État des lieux des soins non programmés à la maison de santé pluriprofessionnelle de Râches en 2024-2025
- Soins de santé primaires
- médecine de premier recours
- urgences
- médecine générale
- éducation du patient comme sujet
- Soins de santé primaires
- Maisons de santé
- Urgences en médecine générale
- Éducation des patients
- Soins de santé primaires
- Centres de santé communautaires
- Urgences
- Éducation du patient comme sujet
- Langue : Français
- Discipline : Médecine générale
- Identifiant : 2025ULILM489
- Type de thèse : Doctorat de médecine
- Date de soutenance : 09/12/2025
Résumé en langue originale
Contexte : Les SNP représentent une part importante de l’activité des médecins généralistes, mais restent mal quantifiés. Dans un contexte d’augmentation de la demande de soins, de baisse de l’offre médicale et de surcharge des urgences, les médecins de premier recours sont fortement sollicités. La MSP de Râches, située en zone sous-dotée, assure quotidiennement des SNP. Mieux connaître leur volume et leurs caractéristiques permettrait d’adapter l’organisation interne et de mieux répondre aux besoins du territoire, mais aussi de mettre en oeuvre des actions de prévention. Méthode : Il s’agit d’une étude descriptive, observationnelle, rétrospective et monocentrique menée à la MSP de Râches sur un an. Tous les SNP réalisées au sein de la MSP ont été inclus. Les données ont été recueillies à partir du dossier médical informatisé et analysées sous Excel et R. Le recueil portait sur le profil des patients, les motifs, les diagnostics posés et les prescriptions réalisées (ordonnances, arrêts de travail et adressages). Les motifs et diagnostics ont été regroupés à postériori en grandes catégories suivant une démarche ad hoc afin de faciliter l’analyse statistique. Résultats : Sur un an, 1760 SNP ont été réalisés, soit 31,4 % de l’activité. L’âge médian était de 29 ans, 57,5 % des patients étaient des femmes et 19,9 % bénéficiaient de la C2S. Le délai médian de consultation était de 3 jours.

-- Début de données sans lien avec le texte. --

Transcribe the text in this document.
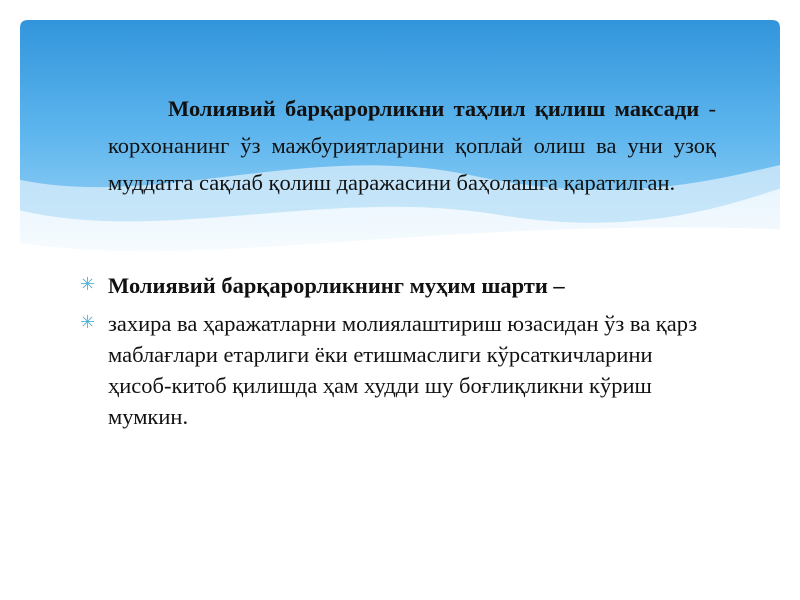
Молиявий барқарорликни таҳлил қилиш максади - корхонанинг ўз мажбуриятларини қоплай олиш ва уни узоқ муддатга сақлаб қолиш даражасини баҳолашга қаратилган.

✳ Молиявий барқарорликнинг муҳим шарти –
✳ захира ва ҳаражатларни молиялаштириш юзасидан ўз ва қарз маблағлари етарлиги ёки етишмаслиги кўрсаткичларини ҳисоб-китоб қилишда ҳам худди шу боғлиқликни кўриш мумкин.
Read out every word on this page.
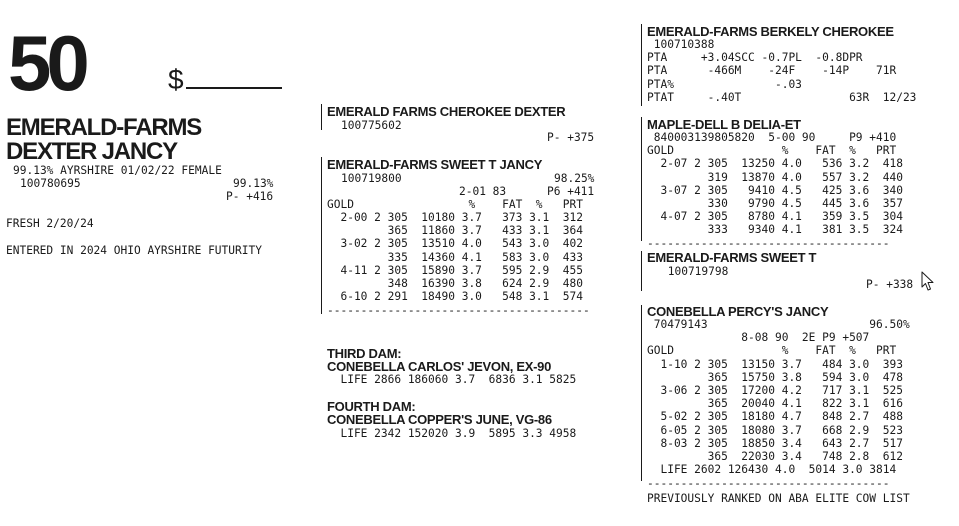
50	$
EMERALD-FARMS
DEXTER JANCY
99.13% AYRSHIRE 01/02/22 FEMALE
100780695	99.13%
P- +416
FRESH 2/20/24
ENTERED IN 2024 OHIO AYRSHIRE FUTURITY
EMERALD FARMS CHEROKEE DEXTER
100775602
P- +375
EMERALD-FARMS SWEET T JANCY
100719800	98.25%
2-01 83	P6 +411
GOLD                 %    FAT  %   PRT
2-00 2 305  10180 3.7   373 3.1  312
365  11860 3.7   433 3.1  364
3-02 2 305  13510 4.0   543 3.0  402
335  14360 4.1   583 3.0  433
4-11 2 305  15890 3.7   595 2.9  455
348  16390 3.8   624 2.9  480
6-10 2 291  18490 3.0   548 3.1  574
---------------------------------------
THIRD DAM:
CONEBELLA CARLOS' JEVON, EX-90
LIFE 2866 186060 3.7  6836 3.1 5825
FOURTH DAM:
CONEBELLA COPPER'S JUNE, VG-86
LIFE 2342 152020 3.9  5895 3.3 4958
EMERALD-FARMS BERKELY CHEROKEE
100710388
PTA     +3.04SCC -0.7PL  -0.8DPR
PTA      -466M    -24F    -14P    71R
PTA%               -.03
PTAT     -.40T                63R  12/23
MAPLE-DELL B DELIA-ET
840003139805820  5-00 90     P9 +410
GOLD                %    FAT  %   PRT
2-07 2 305  13250 4.0   536 3.2  418
319  13870 4.0   557 3.2  440
3-07 2 305   9410 4.5   425 3.6  340
330   9790 4.5   445 3.6  357
4-07 2 305   8780 4.1   359 3.5  304
333   9340 4.1   381 3.5  324
------------------------------------
EMERALD-FARMS SWEET T
100719798
P- +338
CONEBELLA PERCY'S JANCY
70479143                        96.50%
8-08 90  2E P9 +507
GOLD                %    FAT  %   PRT
1-10 2 305  13150 3.7   484 3.0  393
365  15750 3.8   594 3.0  478
3-06 2 305  17200 4.2   717 3.1  525
365  20040 4.1   822 3.1  616
5-02 2 305  18180 4.7   848 2.7  488
6-05 2 305  18080 3.7   668 2.9  523
8-03 2 305  18850 3.4   643 2.7  517
365  22030 3.4   748 2.8  612
LIFE 2602 126430 4.0  5014 3.0 3814
------------------------------------
PREVIOUSLY RANKED ON ABA ELITE COW LIST
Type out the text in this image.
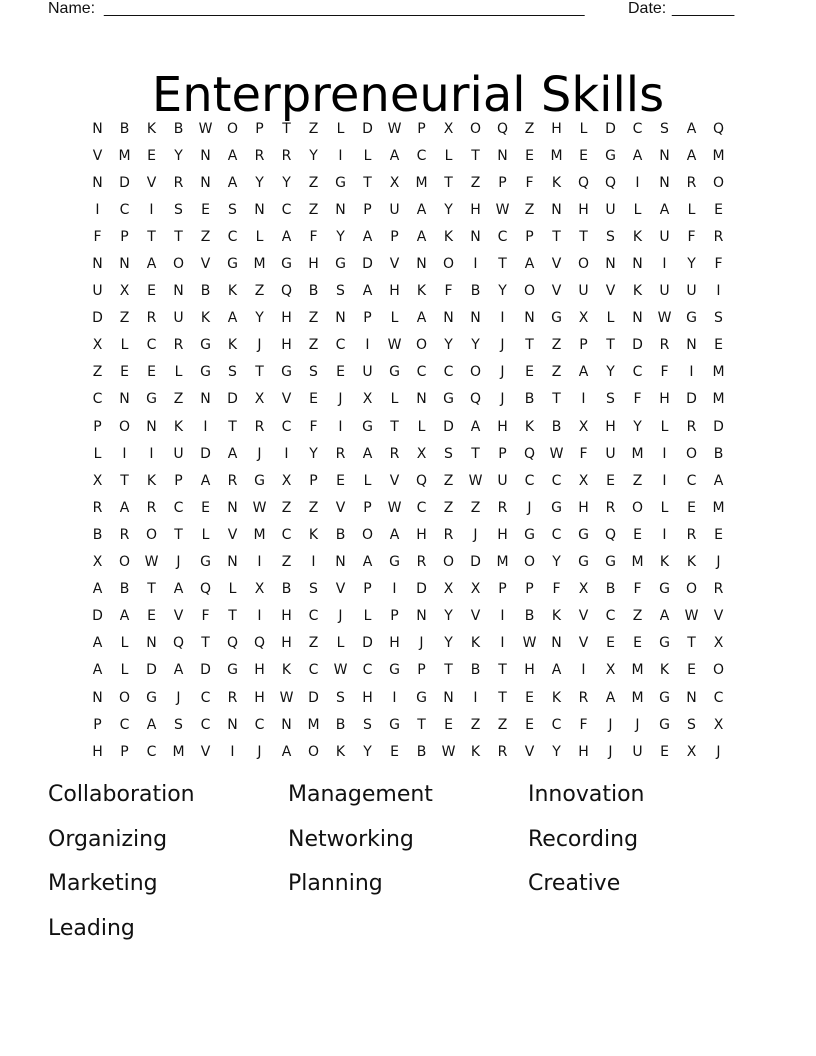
Name: ______________________________________________________	Date: _______
Enterpreneurial Skills
N	B	K	B	W	O	P	T	Z	L	D	W	P	X	O	Q	Z	H	L	D	C	S	A	Q
V	M	E	Y	N	A	R	R	Y	I	L	A	C	L	T	N	E	M	E	G	A	N	A	M
N	D	V	R	N	A	Y	Y	Z	G	T	X	M	T	Z	P	F	K	Q	Q	I	N	R	O
I	C	I	S	E	S	N	C	Z	N	P	U	A	Y	H	W	Z	N	H	U	L	A	L	E
F	P	T	T	Z	C	L	A	F	Y	A	P	A	K	N	C	P	T	T	S	K	U	F	R
N	N	A	O	V	G	M	G	H	G	D	V	N	O	I	T	A	V	O	N	N	I	Y	F
U	X	E	N	B	K	Z	Q	B	S	A	H	K	F	B	Y	O	V	U	V	K	U	U	I
D	Z	R	U	K	A	Y	H	Z	N	P	L	A	N	N	I	N	G	X	L	N	W	G	S
X	L	C	R	G	K	J	H	Z	C	I	W	O	Y	Y	J	T	Z	P	T	D	R	N	E
Z	E	E	L	G	S	T	G	S	E	U	G	C	C	O	J	E	Z	A	Y	C	F	I	M
C	N	G	Z	N	D	X	V	E	J	X	L	N	G	Q	J	B	T	I	S	F	H	D	M
P	O	N	K	I	T	R	C	F	I	G	T	L	D	A	H	K	B	X	H	Y	L	R	D
L	I	I	U	D	A	J	I	Y	R	A	R	X	S	T	P	Q	W	F	U	M	I	O	B
X	T	K	P	A	R	G	X	P	E	L	V	Q	Z	W	U	C	C	X	E	Z	I	C	A
R	A	R	C	E	N	W	Z	Z	V	P	W	C	Z	Z	R	J	G	H	R	O	L	E	M
B	R	O	T	L	V	M	C	K	B	O	A	H	R	J	H	G	C	G	Q	E	I	R	E
X	O	W	J	G	N	I	Z	I	N	A	G	R	O	D	M	O	Y	G	G	M	K	K	J
A	B	T	A	Q	L	X	B	S	V	P	I	D	X	X	P	P	F	X	B	F	G	O	R
D	A	E	V	F	T	I	H	C	J	L	P	N	Y	V	I	B	K	V	C	Z	A	W	V
A	L	N	Q	T	Q	Q	H	Z	L	D	H	J	Y	K	I	W	N	V	E	E	G	T	X
A	L	D	A	D	G	H	K	C	W	C	G	P	T	B	T	H	A	I	X	M	K	E	O
N	O	G	J	C	R	H	W	D	S	H	I	G	N	I	T	E	K	R	A	M	G	N	C
P	C	A	S	C	N	C	N	M	B	S	G	T	E	Z	Z	E	C	F	J	J	G	S	X
H	P	C	M	V	I	J	A	O	K	Y	E	B	W	K	R	V	Y	H	J	U	E	X	J
Collaboration	Management	Innovation
Organizing	Networking	Recording
Marketing	Planning	Creative
Leading
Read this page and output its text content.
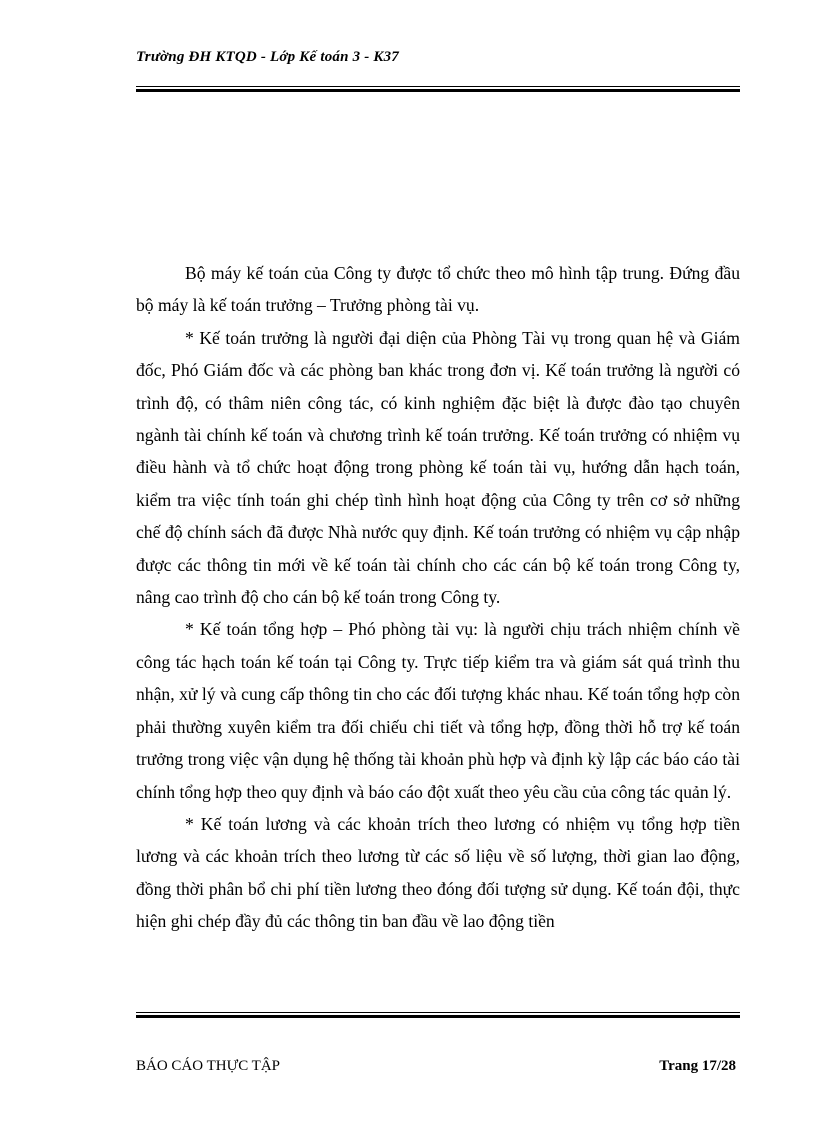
Trường ĐH KTQD - Lớp Kế toán 3 - K37

Bộ máy kế toán của Công ty được tổ chức theo mô hình tập trung. Đứng đầu bộ máy là kế toán trưởng – Trưởng phòng tài vụ.

* Kế toán trưởng là người đại diện của Phòng Tài vụ trong quan hệ và Giám đốc, Phó Giám đốc và các phòng ban khác trong đơn vị. Kế toán trưởng là người có trình độ, có thâm niên công tác, có kinh nghiệm đặc biệt là được đào tạo chuyên ngành tài chính kế toán và chương trình kế toán trưởng. Kế toán trưởng có nhiệm vụ điều hành và tổ chức hoạt động trong phòng kế toán tài vụ, hướng dẫn hạch toán, kiểm tra việc tính toán ghi chép tình hình hoạt động của Công ty trên cơ sở những chế độ chính sách đã được Nhà nước quy định. Kế toán trưởng có nhiệm vụ cập nhập được các thông tin mới về kế toán tài chính cho các cán bộ kế toán trong Công ty, nâng cao trình độ cho cán bộ kế toán trong Công ty.

* Kế toán tổng hợp – Phó phòng tài vụ: là người chịu trách nhiệm chính về công tác hạch toán kế toán tại Công ty. Trực tiếp kiểm tra và giám sát quá trình thu nhận, xử lý và cung cấp thông tin cho các đối tượng khác nhau. Kế toán tổng hợp còn phải thường xuyên kiểm tra đối chiếu chi tiết và tổng hợp, đồng thời hỗ trợ kế toán trưởng trong việc vận dụng hệ thống tài khoản phù hợp và định kỳ lập các báo cáo tài chính tổng hợp theo quy định và báo cáo đột xuất theo yêu cầu của công tác quản lý.

* Kế toán lương và các khoản trích theo lương có nhiệm vụ tổng hợp tiền lương và các khoản trích theo lương từ các số liệu về số lượng, thời gian lao động, đồng thời phân bổ chi phí tiền lương theo đóng đối tượng sử dụng. Kế toán đội, thực hiện ghi chép đầy đủ các thông tin ban đầu về lao động tiền

BÁO CÁO THỰC TẬP	Trang 17/28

Les motifs les plus fréquents étaient les signes généraux, les symptômes respiratoires, les douleurs ostéo-articulaires et les symptômes de la sphère ORL, la toux étant le premier motif déclaré. Les diagnostics étaient dominés par les infections virales (36,1 %) puis bactériennes (19,9 %), suivies des rachialgies et des troubles anxieux/dépressifs. Une ordonnance de pharmacie était délivrée dans 82,1 % des cas. Conclusion : Une organisation interne adaptée, au sein de la MSP et une meilleure articulation territoriale semblent nécessaires pour orienter correctement les patients mais aussi permettre une prise en charge complète ambulatoire. La mise en oeuvre d’actions de prévention, en particulier pour la gestion des affections bénignes, pourrait permettre aux patients de gagner en autonomie et de limiter le recours aux SNP.